Wildflower is published quarterly by the Wildflower Center. Its content is national in scope with articles about the conservation and use of native plants as well as news from the Wildflower Center. A subscription is provided to Wildflower Center members as a benefit of membership.
Better For The Journey
Six years ago I started working as the Wildflower Center’s magazine editor. Green to the gardening publications world, I set out to apply the experience I’d gained at other magazines toward broadening the appeal of native plant gardening and conservation through our magazine.
I had to hone the process I knew. When for other magazines I’d taken inspiration from daily news headlines while covering topics like health, native plant stories seldom are front-page news. Instead, I rely on staff for ideas about native plant trends to cover. Where I could choose from thousands of qualified freelance travel writers for a travel magazine, for this magazine we work with a small pool of writers who have written about science, the environment and gardening and who can speak about native plants and landscapes with ease. And, although the Wildflower Center has one of the largest online native plant image galleries in North America, there are no stock photo databases of native plant gardens and landscapes like those that exist for other subject matter. Instead, we work to identify landscapes that include a majority of native plants and take original photographs for publication.
I think Wildflower magazine today is a better product for the journey.

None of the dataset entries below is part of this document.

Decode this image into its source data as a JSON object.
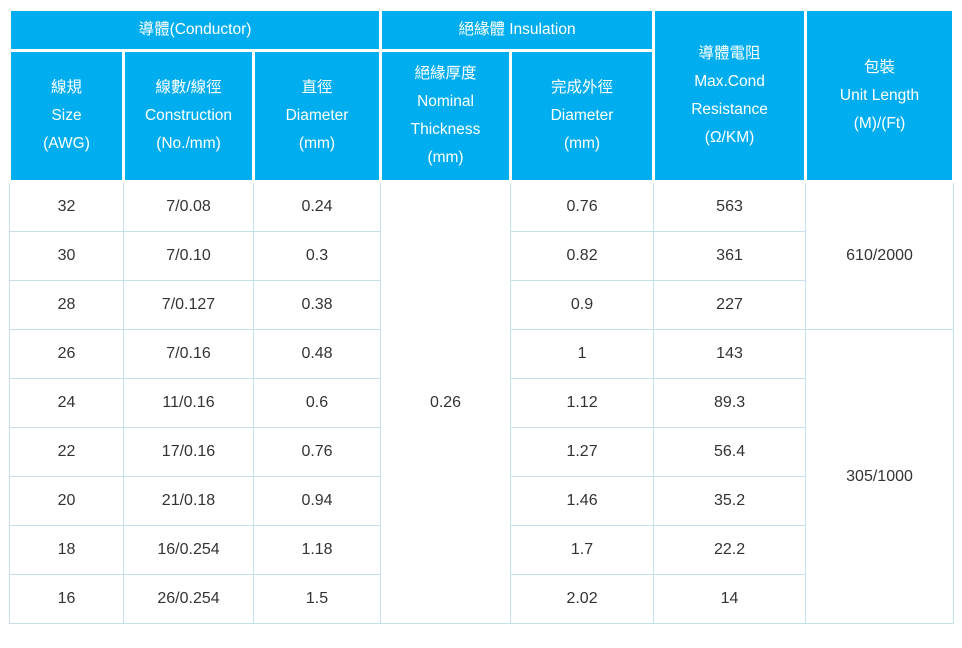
{
  "colors": {
    "header_bg": "#00AEEF",
    "header_text": "#FFFFFF",
    "cell_border": "#C3E0EC",
    "body_text": "#333333"
  },
  "table": {
    "header": {
      "conductor_group": "導體(Conductor)",
      "insulation_group": "絕緣體 Insulation",
      "size": "線規\nSize\n(AWG)",
      "construction": "線數/線徑\nConstruction\n(No./mm)",
      "diameter": "直徑\nDiameter\n(mm)",
      "thickness": "絕緣厚度\nNominal\nThickness\n(mm)",
      "outer_diameter": "完成外徑\nDiameter\n(mm)",
      "resistance": "導體電阻\nMax.Cond\nResistance\n(Ω/KM)",
      "packaging": "包裝\nUnit Length\n(M)/(Ft)"
    },
    "merged": {
      "nominal_thickness": "0.26",
      "unit_length_group1": "610/2000",
      "unit_length_group2": "305/1000"
    },
    "rows": [
      {
        "size": "32",
        "construction": "7/0.08",
        "diameter": "0.24",
        "od": "0.76",
        "resistance": "563"
      },
      {
        "size": "30",
        "construction": "7/0.10",
        "diameter": "0.3",
        "od": "0.82",
        "resistance": "361"
      },
      {
        "size": "28",
        "construction": "7/0.127",
        "diameter": "0.38",
        "od": "0.9",
        "resistance": "227"
      },
      {
        "size": "26",
        "construction": "7/0.16",
        "diameter": "0.48",
        "od": "1",
        "resistance": "143"
      },
      {
        "size": "24",
        "construction": "11/0.16",
        "diameter": "0.6",
        "od": "1.12",
        "resistance": "89.3"
      },
      {
        "size": "22",
        "construction": "17/0.16",
        "diameter": "0.76",
        "od": "1.27",
        "resistance": "56.4"
      },
      {
        "size": "20",
        "construction": "21/0.18",
        "diameter": "0.94",
        "od": "1.46",
        "resistance": "35.2"
      },
      {
        "size": "18",
        "construction": "16/0.254",
        "diameter": "1.18",
        "od": "1.7",
        "resistance": "22.2"
      },
      {
        "size": "16",
        "construction": "26/0.254",
        "diameter": "1.5",
        "od": "2.02",
        "resistance": "14"
      }
    ]
  }
}
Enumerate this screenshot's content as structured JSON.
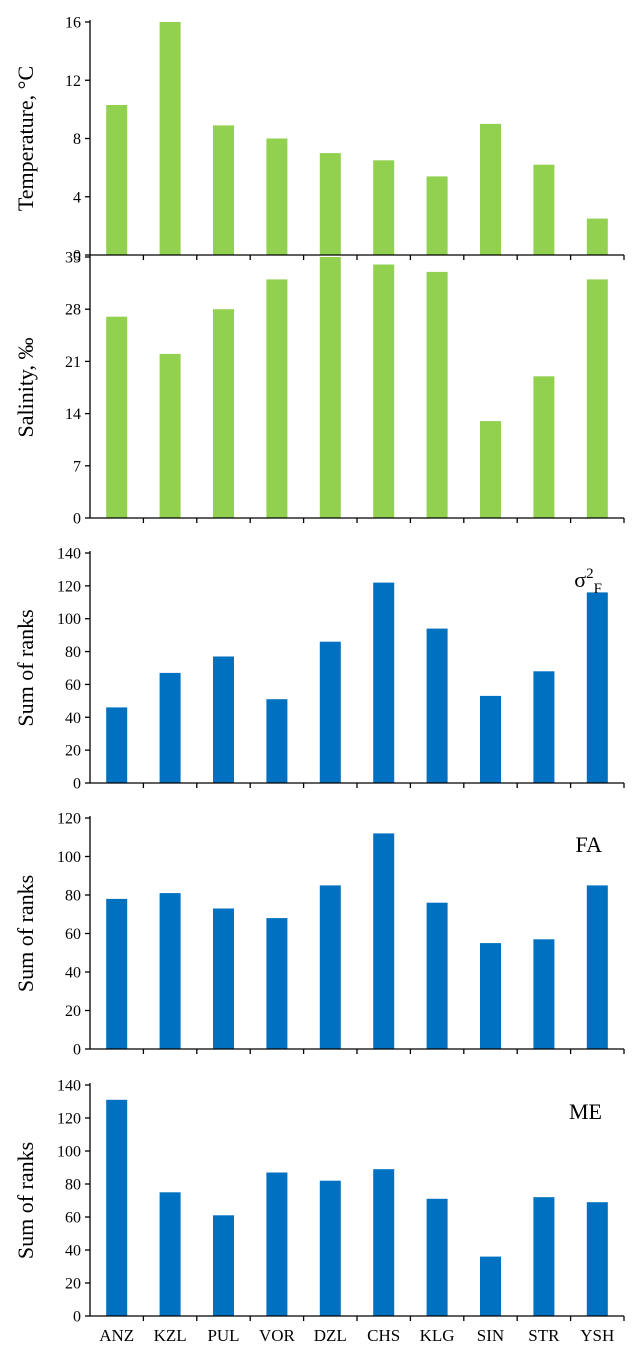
{
  "chart_data": [
    {
      "type": "bar",
      "categories": [
        "ANZ",
        "KZL",
        "PUL",
        "VOR",
        "DZL",
        "CHS",
        "KLG",
        "SIN",
        "STR",
        "YSH"
      ],
      "values": [
        10.3,
        16.0,
        8.9,
        8.0,
        7.0,
        6.5,
        5.4,
        9.0,
        6.2,
        2.5
      ],
      "ylabel": "Temperature, °C",
      "panel_label": "",
      "ylim": [
        0,
        16
      ],
      "yticks": [
        0,
        4,
        8,
        12,
        16
      ],
      "color": "#92d050"
    },
    {
      "type": "bar",
      "categories": [
        "ANZ",
        "KZL",
        "PUL",
        "VOR",
        "DZL",
        "CHS",
        "KLG",
        "SIN",
        "STR",
        "YSH"
      ],
      "values": [
        27,
        22,
        28,
        32,
        35,
        34,
        33,
        13,
        19,
        32
      ],
      "ylabel": "Salinity, ‰",
      "panel_label": "",
      "ylim": [
        0,
        35
      ],
      "yticks": [
        0,
        7,
        14,
        21,
        28,
        35
      ],
      "color": "#92d050"
    },
    {
      "type": "bar",
      "categories": [
        "ANZ",
        "KZL",
        "PUL",
        "VOR",
        "DZL",
        "CHS",
        "KLG",
        "SIN",
        "STR",
        "YSH"
      ],
      "values": [
        46,
        67,
        77,
        51,
        86,
        122,
        94,
        53,
        68,
        116
      ],
      "ylabel": "Sum of ranks",
      "panel_label": "σ",
      "panel_label_sup": "2",
      "panel_label_sub": "F",
      "ylim": [
        0,
        140
      ],
      "yticks": [
        0,
        20,
        40,
        60,
        80,
        100,
        120,
        140
      ],
      "color": "#0070c0"
    },
    {
      "type": "bar",
      "categories": [
        "ANZ",
        "KZL",
        "PUL",
        "VOR",
        "DZL",
        "CHS",
        "KLG",
        "SIN",
        "STR",
        "YSH"
      ],
      "values": [
        78,
        81,
        73,
        68,
        85,
        112,
        76,
        55,
        57,
        85
      ],
      "ylabel": "Sum of ranks",
      "panel_label": "FA",
      "ylim": [
        0,
        120
      ],
      "yticks": [
        0,
        20,
        40,
        60,
        80,
        100,
        120
      ],
      "color": "#0070c0"
    },
    {
      "type": "bar",
      "categories": [
        "ANZ",
        "KZL",
        "PUL",
        "VOR",
        "DZL",
        "CHS",
        "KLG",
        "SIN",
        "STR",
        "YSH"
      ],
      "values": [
        131,
        75,
        61,
        87,
        82,
        89,
        71,
        36,
        72,
        69
      ],
      "ylabel": "Sum of ranks",
      "panel_label": "ME",
      "ylim": [
        0,
        140
      ],
      "yticks": [
        0,
        20,
        40,
        60,
        80,
        100,
        120,
        140
      ],
      "color": "#0070c0"
    }
  ]
}
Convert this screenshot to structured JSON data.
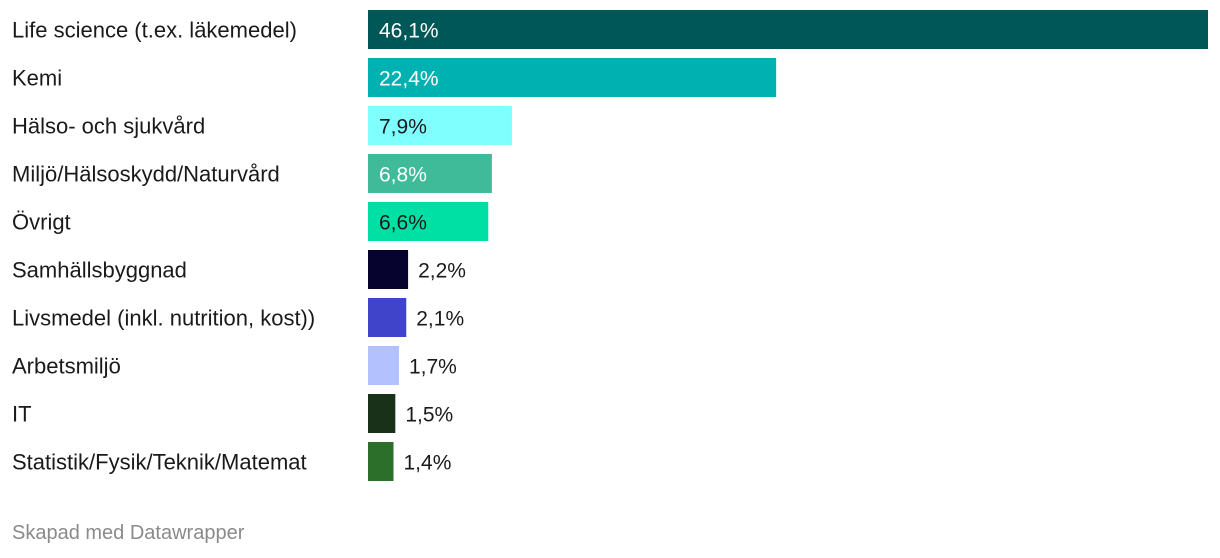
{
  "chart_data": {
    "type": "bar",
    "orientation": "horizontal",
    "categories": [
      "Life science (t.ex. läkemedel)",
      "Kemi",
      "Hälso- och sjukvård",
      "Miljö/Hälsoskydd/Naturvård",
      "Övrigt",
      "Samhällsbyggnad",
      "Livsmedel (inkl. nutrition, kost))",
      "Arbetsmiljö",
      "IT",
      "Statistik/Fysik/Teknik/Matemat"
    ],
    "values": [
      46.1,
      22.4,
      7.9,
      6.8,
      6.6,
      2.2,
      2.1,
      1.7,
      1.5,
      1.4
    ],
    "value_labels": [
      "46,1%",
      "22,4%",
      "7,9%",
      "6,8%",
      "6,6%",
      "2,2%",
      "2,1%",
      "1,7%",
      "1,5%",
      "1,4%"
    ],
    "colors": [
      "#005757",
      "#00b1b1",
      "#80ffff",
      "#3fbb99",
      "#00e0a4",
      "#06032e",
      "#4044cb",
      "#b3c1ff",
      "#193118",
      "#2b6f2b"
    ],
    "label_colors": [
      "#ffffff",
      "#ffffff",
      "#1a1a1a",
      "#ffffff",
      "#1a1a1a",
      "#1a1a1a",
      "#1a1a1a",
      "#1a1a1a",
      "#1a1a1a",
      "#1a1a1a"
    ],
    "xlim": [
      0,
      46.1
    ],
    "unit": "%",
    "grid": false,
    "legend": "none"
  },
  "footer": {
    "credit": "Skapad med Datawrapper"
  }
}
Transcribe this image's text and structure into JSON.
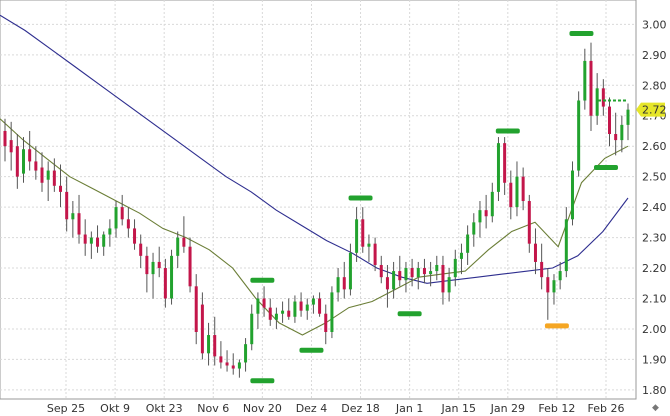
{
  "chart_data": {
    "type": "candlestick",
    "title": "",
    "xlabel": "",
    "ylabel": "",
    "ylim": [
      1.77,
      3.08
    ],
    "y_ticks": [
      "1.80",
      "1.90",
      "2.00",
      "2.10",
      "2.20",
      "2.30",
      "2.40",
      "2.50",
      "2.60",
      "2.70",
      "2.80",
      "2.90",
      "3.00"
    ],
    "x_ticks": [
      "Sep 25",
      "Okt 9",
      "Okt 23",
      "Nov 6",
      "Nov 20",
      "Dez 4",
      "Dez 18",
      "Jan 1",
      "Jan 15",
      "Jan 29",
      "Feb 12",
      "Feb 26"
    ],
    "last_price": "2.72",
    "colors": {
      "up": "#22a22e",
      "down": "#c3164a",
      "ma_long": "#2e2e8f",
      "ma_short": "#6b7e37",
      "marker_high": "#22a22e",
      "marker_low": "#22a22e",
      "marker_special": "#f5a623",
      "last_price_badge": "#e6e62a"
    },
    "moving_average_long": [
      3.03,
      2.98,
      2.92,
      2.86,
      2.8,
      2.74,
      2.68,
      2.62,
      2.56,
      2.5,
      2.45,
      2.39,
      2.34,
      2.29,
      2.25,
      2.2,
      2.17,
      2.15,
      2.16,
      2.17,
      2.18,
      2.19,
      2.2,
      2.24,
      2.32,
      2.43
    ],
    "moving_average_short": [
      2.69,
      2.62,
      2.56,
      2.5,
      2.46,
      2.42,
      2.38,
      2.33,
      2.3,
      2.26,
      2.2,
      2.1,
      2.02,
      1.98,
      2.02,
      2.07,
      2.09,
      2.13,
      2.17,
      2.18,
      2.19,
      2.26,
      2.32,
      2.35,
      2.27,
      2.48,
      2.56,
      2.6
    ],
    "markers": [
      {
        "type": "low",
        "x_label": "Nov 20",
        "y": 1.83
      },
      {
        "type": "high",
        "x_label": "Nov 20",
        "y": 2.16
      },
      {
        "type": "low",
        "x_label": "Dez 4",
        "y": 1.93
      },
      {
        "type": "high",
        "x_label": "Dez 18",
        "y": 2.43
      },
      {
        "type": "low",
        "x_label": "Jan 1",
        "y": 2.05
      },
      {
        "type": "high",
        "x_label": "Jan 29",
        "y": 2.65
      },
      {
        "type": "special_low",
        "x_label": "Feb 12",
        "y": 2.01
      },
      {
        "type": "high",
        "x_label": "Feb 19",
        "y": 2.97
      },
      {
        "type": "low",
        "x_label": "Feb 26",
        "y": 2.53
      },
      {
        "type": "resistance",
        "x_label": "Feb 26",
        "y": 2.75
      }
    ],
    "candles": [
      {
        "o": 2.65,
        "h": 2.69,
        "l": 2.55,
        "c": 2.6
      },
      {
        "o": 2.62,
        "h": 2.68,
        "l": 2.52,
        "c": 2.58
      },
      {
        "o": 2.6,
        "h": 2.64,
        "l": 2.46,
        "c": 2.5
      },
      {
        "o": 2.51,
        "h": 2.63,
        "l": 2.48,
        "c": 2.59
      },
      {
        "o": 2.59,
        "h": 2.65,
        "l": 2.52,
        "c": 2.55
      },
      {
        "o": 2.55,
        "h": 2.6,
        "l": 2.49,
        "c": 2.52
      },
      {
        "o": 2.53,
        "h": 2.58,
        "l": 2.45,
        "c": 2.48
      },
      {
        "o": 2.49,
        "h": 2.55,
        "l": 2.42,
        "c": 2.52
      },
      {
        "o": 2.52,
        "h": 2.56,
        "l": 2.45,
        "c": 2.47
      },
      {
        "o": 2.47,
        "h": 2.54,
        "l": 2.4,
        "c": 2.45
      },
      {
        "o": 2.45,
        "h": 2.5,
        "l": 2.32,
        "c": 2.36
      },
      {
        "o": 2.36,
        "h": 2.42,
        "l": 2.3,
        "c": 2.38
      },
      {
        "o": 2.38,
        "h": 2.44,
        "l": 2.28,
        "c": 2.31
      },
      {
        "o": 2.31,
        "h": 2.36,
        "l": 2.24,
        "c": 2.28
      },
      {
        "o": 2.28,
        "h": 2.32,
        "l": 2.23,
        "c": 2.3
      },
      {
        "o": 2.3,
        "h": 2.34,
        "l": 2.25,
        "c": 2.27
      },
      {
        "o": 2.27,
        "h": 2.32,
        "l": 2.24,
        "c": 2.31
      },
      {
        "o": 2.31,
        "h": 2.36,
        "l": 2.27,
        "c": 2.33
      },
      {
        "o": 2.33,
        "h": 2.42,
        "l": 2.3,
        "c": 2.4
      },
      {
        "o": 2.4,
        "h": 2.44,
        "l": 2.34,
        "c": 2.36
      },
      {
        "o": 2.36,
        "h": 2.4,
        "l": 2.3,
        "c": 2.33
      },
      {
        "o": 2.33,
        "h": 2.36,
        "l": 2.26,
        "c": 2.28
      },
      {
        "o": 2.28,
        "h": 2.31,
        "l": 2.2,
        "c": 2.24
      },
      {
        "o": 2.24,
        "h": 2.27,
        "l": 2.12,
        "c": 2.18
      },
      {
        "o": 2.18,
        "h": 2.25,
        "l": 2.1,
        "c": 2.22
      },
      {
        "o": 2.22,
        "h": 2.27,
        "l": 2.17,
        "c": 2.2
      },
      {
        "o": 2.2,
        "h": 2.23,
        "l": 2.07,
        "c": 2.1
      },
      {
        "o": 2.1,
        "h": 2.26,
        "l": 2.08,
        "c": 2.24
      },
      {
        "o": 2.24,
        "h": 2.32,
        "l": 2.2,
        "c": 2.3
      },
      {
        "o": 2.3,
        "h": 2.37,
        "l": 2.25,
        "c": 2.27
      },
      {
        "o": 2.27,
        "h": 2.3,
        "l": 2.12,
        "c": 2.14
      },
      {
        "o": 2.14,
        "h": 2.18,
        "l": 1.95,
        "c": 1.99
      },
      {
        "o": 2.08,
        "h": 2.12,
        "l": 1.9,
        "c": 1.92
      },
      {
        "o": 1.92,
        "h": 2.02,
        "l": 1.88,
        "c": 1.98
      },
      {
        "o": 1.98,
        "h": 2.04,
        "l": 1.88,
        "c": 1.91
      },
      {
        "o": 1.91,
        "h": 1.96,
        "l": 1.87,
        "c": 1.89
      },
      {
        "o": 1.89,
        "h": 1.93,
        "l": 1.86,
        "c": 1.88
      },
      {
        "o": 1.88,
        "h": 1.92,
        "l": 1.85,
        "c": 1.87
      },
      {
        "o": 1.87,
        "h": 1.9,
        "l": 1.84,
        "c": 1.89
      },
      {
        "o": 1.89,
        "h": 1.97,
        "l": 1.86,
        "c": 1.95
      },
      {
        "o": 1.95,
        "h": 2.08,
        "l": 1.93,
        "c": 2.05
      },
      {
        "o": 2.05,
        "h": 2.12,
        "l": 2.0,
        "c": 2.1
      },
      {
        "o": 2.1,
        "h": 2.14,
        "l": 2.04,
        "c": 2.07
      },
      {
        "o": 2.07,
        "h": 2.1,
        "l": 2.01,
        "c": 2.03
      },
      {
        "o": 2.03,
        "h": 2.07,
        "l": 2.0,
        "c": 2.05
      },
      {
        "o": 2.05,
        "h": 2.09,
        "l": 2.02,
        "c": 2.06
      },
      {
        "o": 2.06,
        "h": 2.1,
        "l": 2.03,
        "c": 2.04
      },
      {
        "o": 2.04,
        "h": 2.11,
        "l": 2.02,
        "c": 2.09
      },
      {
        "o": 2.09,
        "h": 2.12,
        "l": 2.04,
        "c": 2.06
      },
      {
        "o": 2.06,
        "h": 2.1,
        "l": 2.03,
        "c": 2.08
      },
      {
        "o": 2.08,
        "h": 2.11,
        "l": 2.05,
        "c": 2.1
      },
      {
        "o": 2.1,
        "h": 2.12,
        "l": 2.04,
        "c": 2.05
      },
      {
        "o": 2.05,
        "h": 2.08,
        "l": 1.95,
        "c": 1.99
      },
      {
        "o": 1.99,
        "h": 2.14,
        "l": 1.97,
        "c": 2.12
      },
      {
        "o": 2.12,
        "h": 2.2,
        "l": 2.09,
        "c": 2.17
      },
      {
        "o": 2.17,
        "h": 2.22,
        "l": 2.1,
        "c": 2.13
      },
      {
        "o": 2.13,
        "h": 2.28,
        "l": 2.11,
        "c": 2.25
      },
      {
        "o": 2.25,
        "h": 2.4,
        "l": 2.22,
        "c": 2.36
      },
      {
        "o": 2.36,
        "h": 2.4,
        "l": 2.25,
        "c": 2.27
      },
      {
        "o": 2.27,
        "h": 2.31,
        "l": 2.22,
        "c": 2.28
      },
      {
        "o": 2.28,
        "h": 2.3,
        "l": 2.19,
        "c": 2.21
      },
      {
        "o": 2.21,
        "h": 2.24,
        "l": 2.15,
        "c": 2.17
      },
      {
        "o": 2.17,
        "h": 2.21,
        "l": 2.07,
        "c": 2.13
      },
      {
        "o": 2.13,
        "h": 2.22,
        "l": 2.1,
        "c": 2.19
      },
      {
        "o": 2.19,
        "h": 2.24,
        "l": 2.14,
        "c": 2.16
      },
      {
        "o": 2.16,
        "h": 2.22,
        "l": 2.12,
        "c": 2.2
      },
      {
        "o": 2.2,
        "h": 2.23,
        "l": 2.14,
        "c": 2.17
      },
      {
        "o": 2.17,
        "h": 2.22,
        "l": 2.13,
        "c": 2.2
      },
      {
        "o": 2.2,
        "h": 2.23,
        "l": 2.15,
        "c": 2.18
      },
      {
        "o": 2.18,
        "h": 2.22,
        "l": 2.14,
        "c": 2.19
      },
      {
        "o": 2.19,
        "h": 2.24,
        "l": 2.16,
        "c": 2.21
      },
      {
        "o": 2.21,
        "h": 2.24,
        "l": 2.08,
        "c": 2.12
      },
      {
        "o": 2.12,
        "h": 2.2,
        "l": 2.09,
        "c": 2.17
      },
      {
        "o": 2.17,
        "h": 2.26,
        "l": 2.14,
        "c": 2.23
      },
      {
        "o": 2.23,
        "h": 2.28,
        "l": 2.18,
        "c": 2.25
      },
      {
        "o": 2.25,
        "h": 2.34,
        "l": 2.21,
        "c": 2.31
      },
      {
        "o": 2.31,
        "h": 2.38,
        "l": 2.27,
        "c": 2.35
      },
      {
        "o": 2.35,
        "h": 2.42,
        "l": 2.3,
        "c": 2.39
      },
      {
        "o": 2.39,
        "h": 2.44,
        "l": 2.33,
        "c": 2.37
      },
      {
        "o": 2.37,
        "h": 2.48,
        "l": 2.35,
        "c": 2.45
      },
      {
        "o": 2.45,
        "h": 2.63,
        "l": 2.42,
        "c": 2.61
      },
      {
        "o": 2.61,
        "h": 2.63,
        "l": 2.44,
        "c": 2.48
      },
      {
        "o": 2.48,
        "h": 2.52,
        "l": 2.36,
        "c": 2.4
      },
      {
        "o": 2.4,
        "h": 2.55,
        "l": 2.37,
        "c": 2.5
      },
      {
        "o": 2.5,
        "h": 2.53,
        "l": 2.39,
        "c": 2.42
      },
      {
        "o": 2.42,
        "h": 2.44,
        "l": 2.25,
        "c": 2.28
      },
      {
        "o": 2.28,
        "h": 2.33,
        "l": 2.18,
        "c": 2.22
      },
      {
        "o": 2.22,
        "h": 2.28,
        "l": 2.13,
        "c": 2.17
      },
      {
        "o": 2.17,
        "h": 2.2,
        "l": 2.03,
        "c": 2.12
      },
      {
        "o": 2.12,
        "h": 2.18,
        "l": 2.08,
        "c": 2.16
      },
      {
        "o": 2.16,
        "h": 2.22,
        "l": 2.13,
        "c": 2.19
      },
      {
        "o": 2.19,
        "h": 2.4,
        "l": 2.17,
        "c": 2.36
      },
      {
        "o": 2.36,
        "h": 2.55,
        "l": 2.34,
        "c": 2.52
      },
      {
        "o": 2.52,
        "h": 2.78,
        "l": 2.5,
        "c": 2.75
      },
      {
        "o": 2.75,
        "h": 2.92,
        "l": 2.72,
        "c": 2.88
      },
      {
        "o": 2.88,
        "h": 2.94,
        "l": 2.65,
        "c": 2.7
      },
      {
        "o": 2.7,
        "h": 2.84,
        "l": 2.67,
        "c": 2.79
      },
      {
        "o": 2.79,
        "h": 2.82,
        "l": 2.7,
        "c": 2.73
      },
      {
        "o": 2.73,
        "h": 2.76,
        "l": 2.6,
        "c": 2.64
      },
      {
        "o": 2.64,
        "h": 2.71,
        "l": 2.57,
        "c": 2.62
      },
      {
        "o": 2.62,
        "h": 2.7,
        "l": 2.58,
        "c": 2.67
      },
      {
        "o": 2.67,
        "h": 2.74,
        "l": 2.62,
        "c": 2.72
      }
    ]
  }
}
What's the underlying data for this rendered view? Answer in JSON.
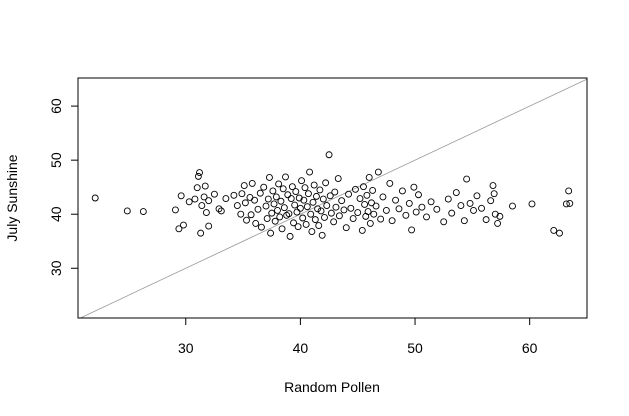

Had it been easier, we may never have met people different from us who can teach us so much. For example, looking for sources undoubtedly would be easier if an organization of landscape designers committed to using only native plants existed. However, we might have missed out on meeting the landscape professionals who also use well-adapted plants and are pioneers in the sustainable gardening movement.
This issue of Wildflower holds a few examples of how we learn from people who have ideas that are different than ours. In an article intended to encourage you to garden with your kids using native plants, we talk to children’s gardening experts who may cite some introduced plants but tout benefits of gardening with kids that transcend plant origin (“Kid Gloves,” page 12). On page 8, we recommend that you visit the California botanic garden Ganna Walska Lotusland to gather design inspiration for your native plant gardens (“The Land of Plenty”). Although it features many exotic plants, Lotusland has been called one of the world’s best-designed botanic gardens and boasts a globally significant conservation program and an enviable sustainable gardening model.
Our mission at the Wildflower Center is to increase the sustainable use and conservation of native plants, wildflowers and landscapes. We are fortunate that many people and organizations exist worldwide that have very similar goals and with whom we partner to address issues like native plant conservation and sustainable landscapes. Our success in broadening the appeal of native plants and sustainable landscapes depends as much, however, on finding common ground with people and places whose interests are not identical to our own but who share our passion for all plants and the environment.